A response to your review at https://www.fanfiction.net/r/13076890/
Can’t help but feel your reviews could be a little more balanced. An entire paragraph of exposition on what you’re doing, a wall of corrections and then four whole words of positive feedback on what you enjoyed about my story seems lacking, at least to me. It doesn’t bother me that much, but if this isn’t the first time you’ve made a review like this, I imagine you’re going to inadvertently annoy quite a few people. Even if criticism is dressed up as polite, if criticism is almost all of what there is, the writer’s still going to feel like you’re just in it for the editing, don’t really give a damn about their story, and will thus be less likely to take what you suggest to heart. Just an opinion from a third party. :)
Capitalization and he vs neutral makes sense. I don’t consciously use he vs it with Pokemon to make a statement about genders, it’s just how I sometimes refer to them when considering their traits and role in the Pokemon lore, so I may edit that, I may not.
Thanks for the feedback. :3
St Elmo’s Fire,
A new guest review has been posted to your story. Please login to moderate this review.
Story: The Boulevard of Broken Hearts
Chapter: 3. Chapter 3
From: Tyrone (Guest)
Tyrone:Lmao, I just came to join the hate train. No matter what you do, you can’t lose us trolls. Good luck m***!

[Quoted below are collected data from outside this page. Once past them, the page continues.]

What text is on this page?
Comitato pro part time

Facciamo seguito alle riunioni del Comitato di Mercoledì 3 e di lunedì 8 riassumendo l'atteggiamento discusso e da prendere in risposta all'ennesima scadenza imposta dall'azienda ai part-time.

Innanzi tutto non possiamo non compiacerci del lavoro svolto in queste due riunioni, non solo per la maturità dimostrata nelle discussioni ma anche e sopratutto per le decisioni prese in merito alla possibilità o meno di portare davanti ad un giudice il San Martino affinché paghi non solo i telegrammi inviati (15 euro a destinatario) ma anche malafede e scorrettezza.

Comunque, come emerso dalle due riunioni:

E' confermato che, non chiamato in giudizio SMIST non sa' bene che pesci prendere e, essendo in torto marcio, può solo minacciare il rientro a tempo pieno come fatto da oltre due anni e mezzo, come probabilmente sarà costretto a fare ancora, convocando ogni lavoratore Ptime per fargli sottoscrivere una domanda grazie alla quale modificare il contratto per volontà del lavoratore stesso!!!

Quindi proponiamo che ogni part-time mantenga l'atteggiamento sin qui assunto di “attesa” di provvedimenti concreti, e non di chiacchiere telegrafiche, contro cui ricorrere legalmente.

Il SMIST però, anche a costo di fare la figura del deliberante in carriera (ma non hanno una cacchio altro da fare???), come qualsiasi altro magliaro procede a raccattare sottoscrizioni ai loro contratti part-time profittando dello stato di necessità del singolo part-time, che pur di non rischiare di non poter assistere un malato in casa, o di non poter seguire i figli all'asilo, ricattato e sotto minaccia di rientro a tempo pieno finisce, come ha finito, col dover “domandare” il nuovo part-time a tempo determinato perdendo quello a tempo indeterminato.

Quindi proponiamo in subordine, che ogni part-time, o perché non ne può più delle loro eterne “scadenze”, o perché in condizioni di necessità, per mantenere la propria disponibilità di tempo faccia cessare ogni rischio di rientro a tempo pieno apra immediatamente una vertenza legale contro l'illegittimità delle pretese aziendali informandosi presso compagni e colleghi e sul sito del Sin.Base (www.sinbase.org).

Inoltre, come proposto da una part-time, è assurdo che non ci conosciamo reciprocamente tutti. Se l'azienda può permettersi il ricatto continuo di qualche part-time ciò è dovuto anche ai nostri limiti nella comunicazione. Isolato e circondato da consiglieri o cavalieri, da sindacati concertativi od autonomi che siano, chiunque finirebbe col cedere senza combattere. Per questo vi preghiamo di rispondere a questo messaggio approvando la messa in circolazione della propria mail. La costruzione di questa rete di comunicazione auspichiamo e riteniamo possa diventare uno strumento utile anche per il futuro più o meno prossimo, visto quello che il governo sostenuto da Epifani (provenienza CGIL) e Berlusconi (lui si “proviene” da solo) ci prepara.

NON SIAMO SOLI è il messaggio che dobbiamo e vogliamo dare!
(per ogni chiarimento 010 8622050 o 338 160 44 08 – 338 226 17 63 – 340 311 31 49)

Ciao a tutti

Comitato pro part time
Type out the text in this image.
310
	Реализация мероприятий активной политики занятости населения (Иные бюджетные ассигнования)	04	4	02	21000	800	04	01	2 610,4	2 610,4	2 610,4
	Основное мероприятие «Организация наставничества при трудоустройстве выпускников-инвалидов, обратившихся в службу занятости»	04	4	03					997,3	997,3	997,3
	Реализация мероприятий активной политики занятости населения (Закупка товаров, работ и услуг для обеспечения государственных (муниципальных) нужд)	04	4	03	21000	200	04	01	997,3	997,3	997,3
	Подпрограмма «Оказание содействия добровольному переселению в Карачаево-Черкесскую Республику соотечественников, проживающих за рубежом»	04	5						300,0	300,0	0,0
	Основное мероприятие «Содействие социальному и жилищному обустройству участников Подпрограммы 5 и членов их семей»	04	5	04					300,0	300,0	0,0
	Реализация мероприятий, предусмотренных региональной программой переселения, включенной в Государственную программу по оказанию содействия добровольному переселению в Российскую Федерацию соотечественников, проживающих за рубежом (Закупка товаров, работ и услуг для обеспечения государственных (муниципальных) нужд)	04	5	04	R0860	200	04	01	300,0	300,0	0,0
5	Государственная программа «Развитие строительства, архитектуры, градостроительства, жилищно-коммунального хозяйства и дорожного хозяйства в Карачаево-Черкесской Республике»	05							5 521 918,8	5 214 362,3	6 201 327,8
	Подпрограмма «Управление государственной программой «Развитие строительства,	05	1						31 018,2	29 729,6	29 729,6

Except I can, because they foolishly sent this as a deletable guest review. Don’t recognize the name.
The Into the Wild universe has a few reasons for people not eating pokemon. Unfortunately, I can’t share them at the moment. They’ll probably be important for Part 2.
Thanks for reading.
Hey, I just wanted to say thank you for the very detailed review. While I know that my story is going to fair bit different than the standard Pokémon canon, I do appreciate you pointing out some of the differences that could serve to trip up readers.
In regards to the footnotes, I was a bit worried they’d be too excessive. However to be completely honest, I really enjoyed Lamora’s Game of Champions (I believe it’s been taken down unfortunately), and it used footnotes, at least in my opinion, pretty well and helped to build up the story.
I’ve only really written longer prose, nothing quite as serial-like as this, so I did really appreciate your commment about being sure to hook the audience in to come back for the next chapter. I’ll try to be more conscious of that for the next one.
Again, I just wanted to say thank you for the review and for taking the time to read my story. It of course means a lot for anyone to take the time to read my work, much less go through and review it.